The story gives the audience a glimpse into French high society of Proust’s day, illuminating the absurdity of life itself, depicting the banality of banquets, the petty gossip, and the insipid dinner table conversations. Ironically, the frivolity of French society life over a century ago is a fitting parable for modern times.
While the message of the movie is not altogether original, the visuals are stunning. The creative team pays attention to the composition of every frame. For instance, the scenes at the seaside town of Balbec, representing Marcel’s recollections of his childhood days, are filmed in mellow sepia tones, just like an old photograph. But some scenes are truly bizarre. One shot displays party guests frozen in time, another shows broken teacups filled with coins. A third shows Marcel walking into a room with a black-and-white checkerboard floor that is filled with black top hats and white gloves. At many points in the movie, objects that ought to be stationary appear to be moving. The meaning of these shots is stubbornly ambiguous.

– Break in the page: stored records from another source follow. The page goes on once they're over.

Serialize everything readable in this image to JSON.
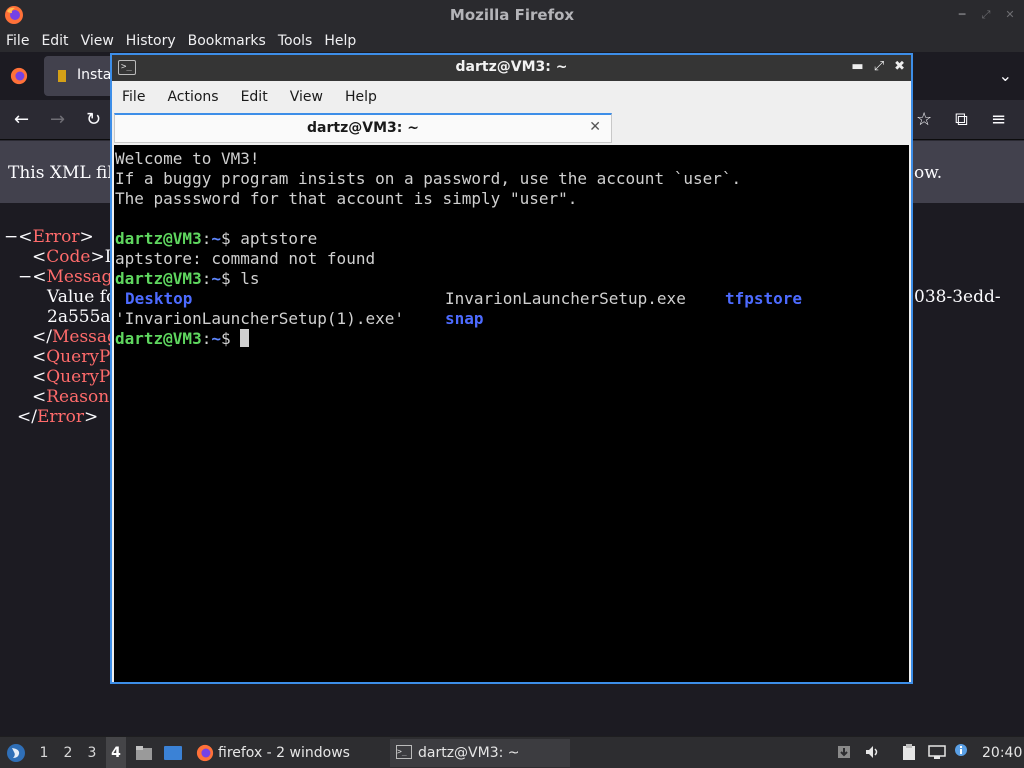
{
  "firefox": {
    "window_title": "Mozilla Firefox",
    "menu": [
      "File",
      "Edit",
      "View",
      "History",
      "Bookmarks",
      "Tools",
      "Help"
    ],
    "tab_label": "Insta",
    "infobar_text": "This XML file",
    "infobar_tail": "ow.",
    "xml": {
      "line_error_open_prefix": "−<",
      "error_tag": "Error",
      "close_gt": ">",
      "code_open": "<",
      "code_tag": "Code",
      "code_value": ">I",
      "message_prefix": "−<",
      "message_tag": "Messag",
      "value_text": "Value fo",
      "value_right": "038-3edd-",
      "value_line2": "2a555a",
      "message_close_prefix": "</",
      "message_close_tag": "Messag",
      "query1_prefix": "<",
      "query1_tag": "QueryP",
      "query2_prefix": "<",
      "query2_tag": "QueryP",
      "reason_prefix": "<",
      "reason_tag": "Reason",
      "error_close_prefix": "</",
      "error_close_tag": "Error",
      "error_close_suffix": ">"
    }
  },
  "terminal": {
    "window_title": "dartz@VM3: ~",
    "menu": [
      "File",
      "Actions",
      "Edit",
      "View",
      "Help"
    ],
    "tab_label": "dartz@VM3: ~",
    "tab_close": "✕",
    "lines": {
      "welcome1": "Welcome to VM3!",
      "welcome2": "If a buggy program insists on a password, use the account `user`.",
      "welcome3": "The passsword for that account is simply \"user\".",
      "prompt_user": "dartz@VM3",
      "prompt_colon": ":",
      "prompt_path": "~",
      "prompt_dollar": "$ ",
      "cmd1": "aptstore",
      "err1": "aptstore: command not found",
      "cmd2": "ls"
    },
    "ls": {
      "desktop": "Desktop",
      "invarion_exe": "InvarionLauncherSetup.exe",
      "tfpstore": "tfpstore",
      "invarion_copy": "'InvarionLauncherSetup(1).exe'",
      "snap": "snap"
    }
  },
  "taskbar": {
    "workspaces": [
      "1",
      "2",
      "3",
      "4"
    ],
    "active_workspace": "4",
    "firefox_task": "firefox - 2 windows",
    "terminal_task": "dartz@VM3: ~",
    "clock": "20:40"
  },
  "colors": {
    "terminal_border": "#3d8ee8",
    "prompt_user": "#5fd75f",
    "prompt_path": "#5f87ff",
    "ls_dir": "#4d6bff",
    "xml_tag": "#ff6b6b"
  }
}
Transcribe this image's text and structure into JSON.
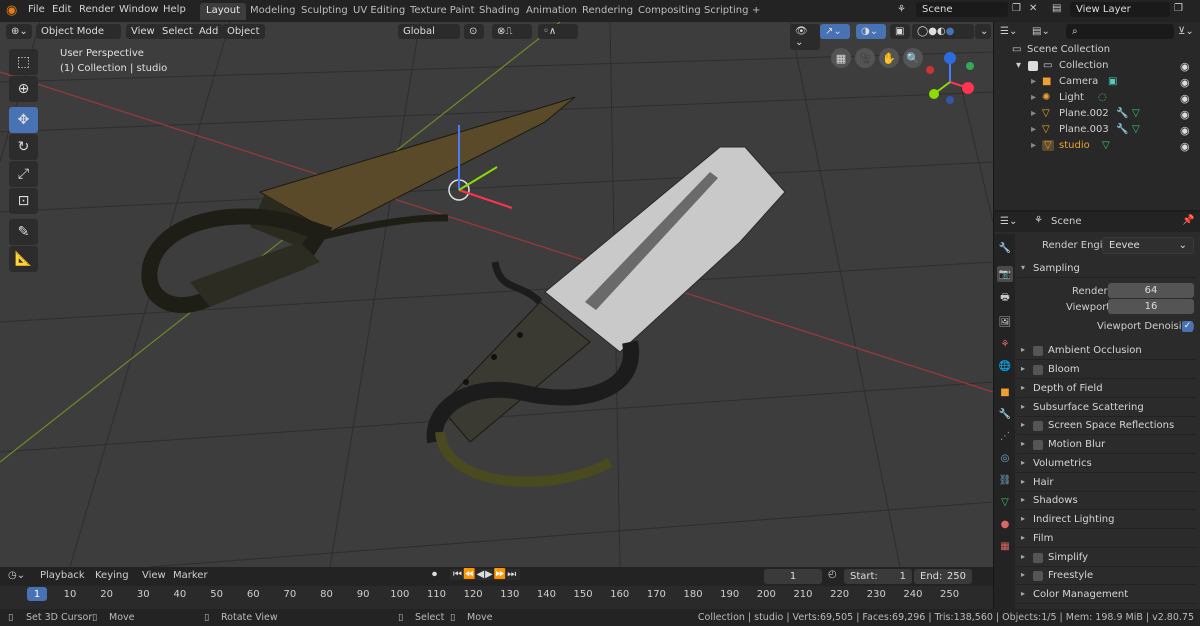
{
  "topbar": {
    "menus": [
      "File",
      "Edit",
      "Render",
      "Window",
      "Help"
    ],
    "workspaces": [
      "Layout",
      "Modeling",
      "Sculpting",
      "UV Editing",
      "Texture Paint",
      "Shading",
      "Animation",
      "Rendering",
      "Compositing",
      "Scripting"
    ],
    "active_workspace": "Layout",
    "add_tab": "+",
    "scene": "Scene",
    "view_layer": "View Layer"
  },
  "viewport_header": {
    "mode": "Object Mode",
    "menus": [
      "View",
      "Select",
      "Add",
      "Object"
    ],
    "transform_orientation": "Global"
  },
  "viewport": {
    "perspective_label": "User Perspective",
    "collection_label": "(1) Collection | studio",
    "gizmo_axes": [
      "X",
      "Y",
      "Z"
    ]
  },
  "outliner": {
    "root": "Scene Collection",
    "collection": "Collection",
    "items": [
      {
        "name": "Camera",
        "color": "#d0d0d0"
      },
      {
        "name": "Light",
        "color": "#d0d0d0"
      },
      {
        "name": "Plane.002",
        "color": "#d0d0d0"
      },
      {
        "name": "Plane.003",
        "color": "#d0d0d0"
      },
      {
        "name": "studio",
        "color": "#f0a030"
      }
    ]
  },
  "properties": {
    "context": "Scene",
    "render_engine_label": "Render Engine",
    "render_engine": "Eevee",
    "sampling": {
      "title": "Sampling",
      "render_label": "Render",
      "render": "64",
      "viewport_label": "Viewport",
      "viewport": "16",
      "denoise_label": "Viewport Denoising",
      "denoise": true
    },
    "panels": [
      {
        "label": "Ambient Occlusion",
        "checkbox": true
      },
      {
        "label": "Bloom",
        "checkbox": true
      },
      {
        "label": "Depth of Field",
        "checkbox": false
      },
      {
        "label": "Subsurface Scattering",
        "checkbox": false
      },
      {
        "label": "Screen Space Reflections",
        "checkbox": true
      },
      {
        "label": "Motion Blur",
        "checkbox": true
      },
      {
        "label": "Volumetrics",
        "checkbox": false
      },
      {
        "label": "Hair",
        "checkbox": false
      },
      {
        "label": "Shadows",
        "checkbox": false
      },
      {
        "label": "Indirect Lighting",
        "checkbox": false
      },
      {
        "label": "Film",
        "checkbox": false
      },
      {
        "label": "Simplify",
        "checkbox": true
      },
      {
        "label": "Freestyle",
        "checkbox": true
      },
      {
        "label": "Color Management",
        "checkbox": false
      }
    ]
  },
  "timeline": {
    "menus": [
      "Playback",
      "Keying",
      "View",
      "Marker"
    ],
    "current_frame": "1",
    "start_label": "Start:",
    "start": "1",
    "end_label": "End:",
    "end": "250",
    "ruler": [
      "1",
      "10",
      "20",
      "30",
      "40",
      "50",
      "60",
      "70",
      "80",
      "90",
      "100",
      "110",
      "120",
      "130",
      "140",
      "150",
      "160",
      "170",
      "180",
      "190",
      "200",
      "210",
      "220",
      "230",
      "240",
      "250"
    ]
  },
  "statusbar": {
    "hint1": "Set 3D Cursor",
    "hint2": "Move",
    "hint3": "Rotate View",
    "hint4": "Select",
    "hint5": "Move",
    "stats": "Collection | studio | Verts:69,505 | Faces:69,296 | Tris:138,560 | Objects:1/5 | Mem: 198.9 MiB | v2.80.75"
  },
  "colors": {
    "accent": "#4772b3",
    "viewport_bg": "#3d3d3d",
    "active_object": "#f0a030"
  }
}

The bewildered audience, however, is rewarded with fine acting by a parade of dazzling French greats. Catherine Deneuve, the grand dame of French cinema, lends weight to her role, while Emmanuelle Beart injects a dose of youth and vivacity. Still, the women are cast in largely supporting roles. In contrast, the men are given much more room to explore different perspectives into homosexuality. Vincent Perez makes a passionate violinist Morel, while Pascal Greggory plays Robert de Saint-Loup as a classy, quietly confident man. But it is non-Francophone John Malkovich who takes the cake, playing the intense, extreme, enigma-of-a-man Charlus, who constantly demands our attention, in spite of his foreign accent.
The strong characterizations, however, do not make up for the problems inherent in adapting Proust’s work. The sheer length of the cycle of novels necessitates lengthy exposition on the background of Marcel Proust’s novels. As the movie begins the story from the last novel in the cycle, the script is forced to telescope the events of the previous novels in the series into a coherent whole. Consequently, the movie lacks balance and proper pacing. Some major characters don’t appear as often as they ought to, while minor ones keep on popping up at irrelevant points, leaving the audience floundering in a flurry of characters.
To be fair, Proust has something to say about life, and just because Proust’s message is hard to articulate or understand doesn’t make it any less important. But this does not reduce the tedium of Proust’s dense text, a work that is difficult to work through and not necessarily amenable to cinematic adaptation. In spite of all that, Time Regained does a commendable job at transposing the novel onto the big screen, and is remarkably faithful to Proust’s convoluted original.